The result is that it leads us to question the notion of the artwork but also the power of museums.

Priyesh Mistry, co-curator of the exhibition, explains that there is no simple, clear answer to this question.

 

 

 

At the Tate we see a metallic silver-coloured textile (its recent reproduction in fact) that was made to adorn the walls of an auditorium near Berlin, which by its very destination leaves little doubt as to its nature. It was this textile, noticed by the American architect Philip Johnson, which would end up being Anni Albers and her husband’s passport to America in 1933.

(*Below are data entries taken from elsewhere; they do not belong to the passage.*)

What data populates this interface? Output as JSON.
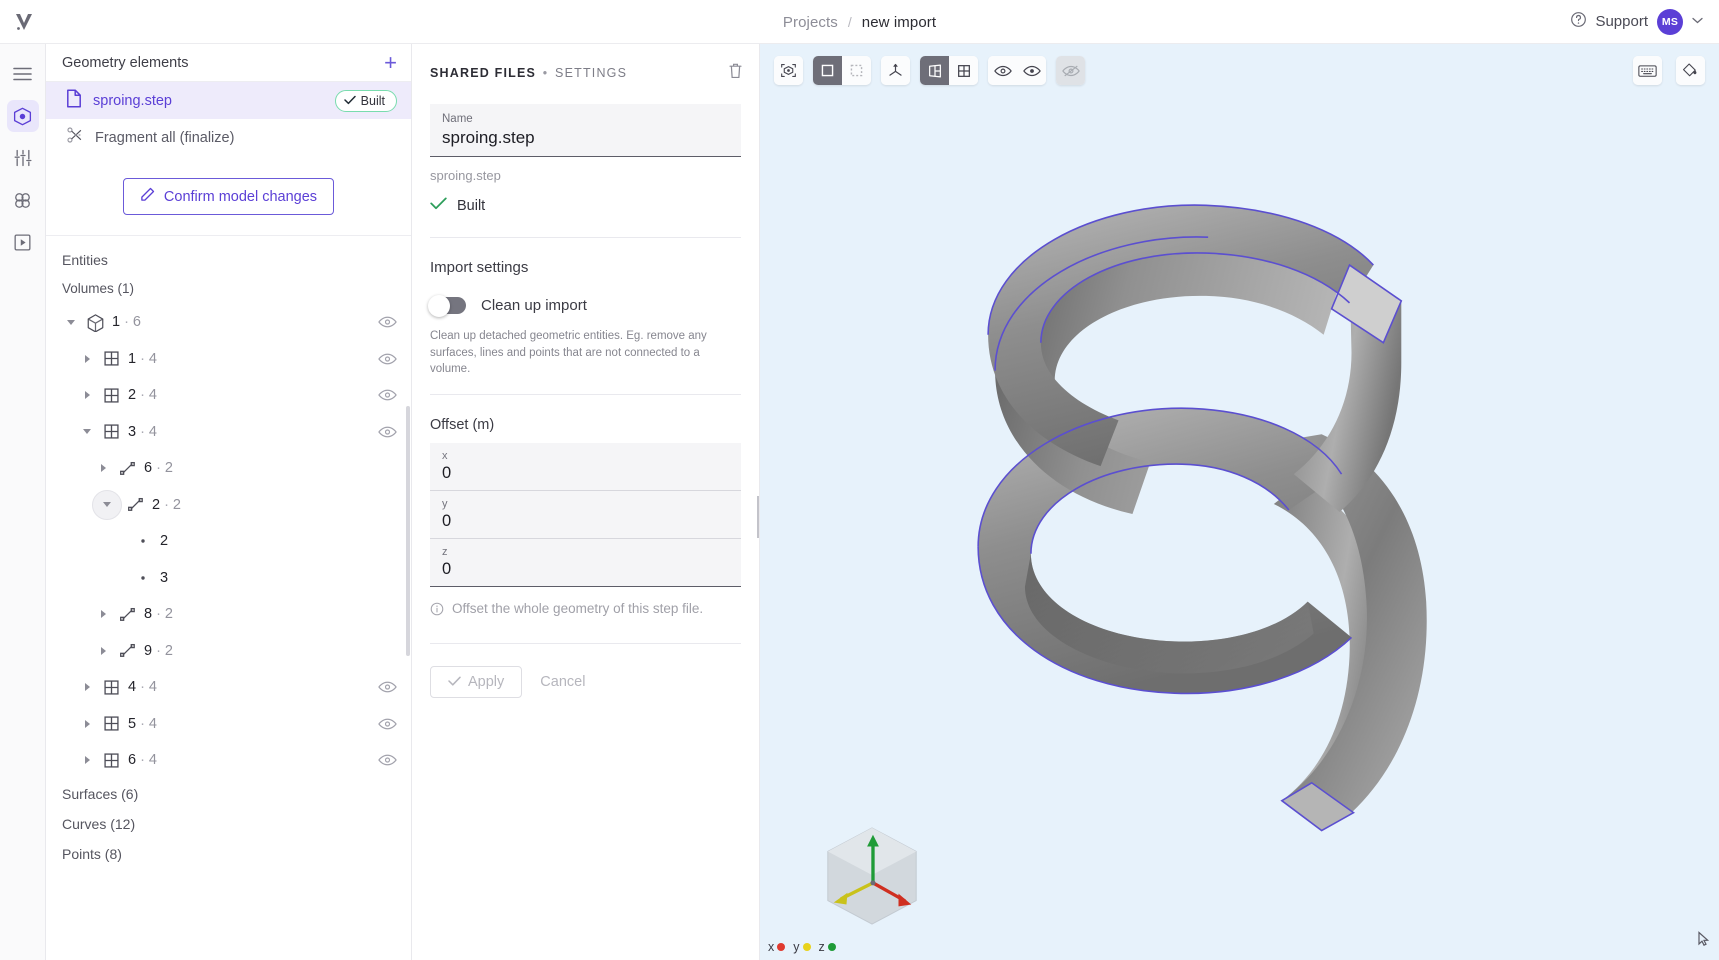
{
  "app": {
    "brand_icon": "app-logo-icon"
  },
  "header": {
    "breadcrumb": {
      "root": "Projects",
      "separator": "/",
      "current": "new import"
    },
    "support_label": "Support",
    "support_icon": "help-circle-icon",
    "avatar_initials": "MS",
    "chevron": "⌄"
  },
  "rail": {
    "items": [
      {
        "name": "menu-icon",
        "label": "Menu",
        "active": false
      },
      {
        "name": "geometry-cube-icon",
        "label": "Geometry",
        "active": true
      },
      {
        "name": "sliders-icon",
        "label": "Simulation setup",
        "active": false
      },
      {
        "name": "mesh-atom-icon",
        "label": "Mesh",
        "active": false
      },
      {
        "name": "run-play-icon",
        "label": "Run",
        "active": false
      }
    ]
  },
  "tree": {
    "header_title": "Geometry elements",
    "add_icon": "plus-icon",
    "rows": [
      {
        "icon": "file-icon",
        "label": "sproing.step",
        "selected": true,
        "badge": "Built",
        "badge_icon": "check-icon"
      },
      {
        "icon": "fragment-icon",
        "label": "Fragment all (finalize)",
        "selected": false,
        "badge": null
      }
    ],
    "confirm_button": {
      "label": "Confirm model changes",
      "icon": "pencil-icon"
    },
    "entities_label": "Entities",
    "volumes_label": "Volumes (1)",
    "nodes": [
      {
        "indent": 0,
        "twisty": "down",
        "icon": "cube-icon",
        "id": "1",
        "count": "6",
        "eye": true,
        "circled": false
      },
      {
        "indent": 1,
        "twisty": "right",
        "icon": "surface-icon",
        "id": "1",
        "count": "4",
        "eye": true,
        "circled": false
      },
      {
        "indent": 1,
        "twisty": "right",
        "icon": "surface-icon",
        "id": "2",
        "count": "4",
        "eye": true,
        "circled": false
      },
      {
        "indent": 1,
        "twisty": "down",
        "icon": "surface-icon",
        "id": "3",
        "count": "4",
        "eye": true,
        "circled": false
      },
      {
        "indent": 2,
        "twisty": "right",
        "icon": "curve-icon",
        "id": "6",
        "count": "2",
        "eye": false,
        "circled": false
      },
      {
        "indent": 2,
        "twisty": "down",
        "icon": "curve-icon",
        "id": "2",
        "count": "2",
        "eye": false,
        "circled": true
      },
      {
        "indent": 3,
        "twisty": "none",
        "icon": "point-icon",
        "id": "2",
        "count": "",
        "eye": false,
        "circled": false
      },
      {
        "indent": 3,
        "twisty": "none",
        "icon": "point-icon",
        "id": "3",
        "count": "",
        "eye": false,
        "circled": false
      },
      {
        "indent": 2,
        "twisty": "right",
        "icon": "curve-icon",
        "id": "8",
        "count": "2",
        "eye": false,
        "circled": false
      },
      {
        "indent": 2,
        "twisty": "right",
        "icon": "curve-icon",
        "id": "9",
        "count": "2",
        "eye": false,
        "circled": false
      },
      {
        "indent": 1,
        "twisty": "right",
        "icon": "surface-icon",
        "id": "4",
        "count": "4",
        "eye": true,
        "circled": false
      },
      {
        "indent": 1,
        "twisty": "right",
        "icon": "surface-icon",
        "id": "5",
        "count": "4",
        "eye": true,
        "circled": false
      },
      {
        "indent": 1,
        "twisty": "right",
        "icon": "surface-icon",
        "id": "6",
        "count": "4",
        "eye": true,
        "circled": false
      }
    ],
    "footer_sections": [
      {
        "label": "Surfaces (6)"
      },
      {
        "label": "Curves (12)"
      },
      {
        "label": "Points (8)"
      }
    ]
  },
  "settings": {
    "title_main": "SHARED FILES",
    "title_sep": "•",
    "title_sub": "SETTINGS",
    "delete_icon": "trash-icon",
    "name_field": {
      "label": "Name",
      "value": "sproing.step"
    },
    "file_name": "sproing.step",
    "status": {
      "icon": "check-icon",
      "text": "Built"
    },
    "import_settings_label": "Import settings",
    "cleanup": {
      "label": "Clean up import",
      "state_on": false,
      "help": "Clean up detached geometric entities. Eg. remove any surfaces, lines and points that are not connected to a volume."
    },
    "offset": {
      "title": "Offset (m)",
      "fields": [
        {
          "label": "x",
          "value": "0"
        },
        {
          "label": "y",
          "value": "0"
        },
        {
          "label": "z",
          "value": "0"
        }
      ],
      "note": "Offset the whole geometry of this step file.",
      "note_icon": "info-icon"
    },
    "apply_button": {
      "label": "Apply",
      "icon": "check-icon",
      "disabled": true
    },
    "cancel_button": {
      "label": "Cancel",
      "disabled": true
    }
  },
  "viewport": {
    "toolbar_left": [
      {
        "name": "fit-view-icon",
        "state": "normal"
      },
      {
        "name": "select-solid-icon",
        "state": "active"
      },
      {
        "name": "select-box-icon",
        "state": "dim"
      },
      {
        "name": "axis-origin-icon",
        "state": "normal"
      },
      {
        "name": "split-view-icon",
        "state": "active"
      },
      {
        "name": "grid-view-icon",
        "state": "normal"
      },
      {
        "name": "eye-visible-icon",
        "state": "normal"
      },
      {
        "name": "eye-hidden-icon",
        "state": "normal"
      },
      {
        "name": "eye-off-icon",
        "state": "disabled"
      }
    ],
    "toolbar_right": [
      {
        "name": "keyboard-shortcuts-icon"
      },
      {
        "name": "color-fill-icon"
      }
    ],
    "axis_legend": [
      {
        "label": "x",
        "color": "#e03a2f"
      },
      {
        "label": "y",
        "color": "#e8d21c"
      },
      {
        "label": "z",
        "color": "#1f9b37"
      }
    ],
    "cursor_icon": "cursor-icon",
    "background": "#e7f2fb",
    "model_edge_color": "#5b4fd0"
  }
}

They went and taught as part of a new Bauhaus in North Carolina, at the experimental American university Black Mountain College. The Nazis therefore didn’t directly disrupt Albers’s work, and in 1949 she was the subject of an exhibition at Moma but, as Priyesh Mistry points out, under the Decorative Arts section.

 

She and Joseph collected ethnic textiles. She was interested in the art of calligraphy and in the delimitation of spaces in ancient cultures using materials made of almost nothing.

In fact, it could be said that she used the weaving practice as her paintbrush, the thread was her paint, and the weft her canvas.

She embodies the major link between non-Western civilizations and the contemporary art of people like Sheila Hicks, for example.

To conclude, it’s worth noting that this woman who was so interested in textiles saw no reason to make clothes.

Anni Albers was clearly liberated from the condition of being  just a woman, in the traditional restrictive sense.

 

Until 27 January. www.tate.org.uk.

 

(1) The Musée d’art moderne de la ville de Paris is, however, planning an exhibition on Joseph and Anni Albers in 2020.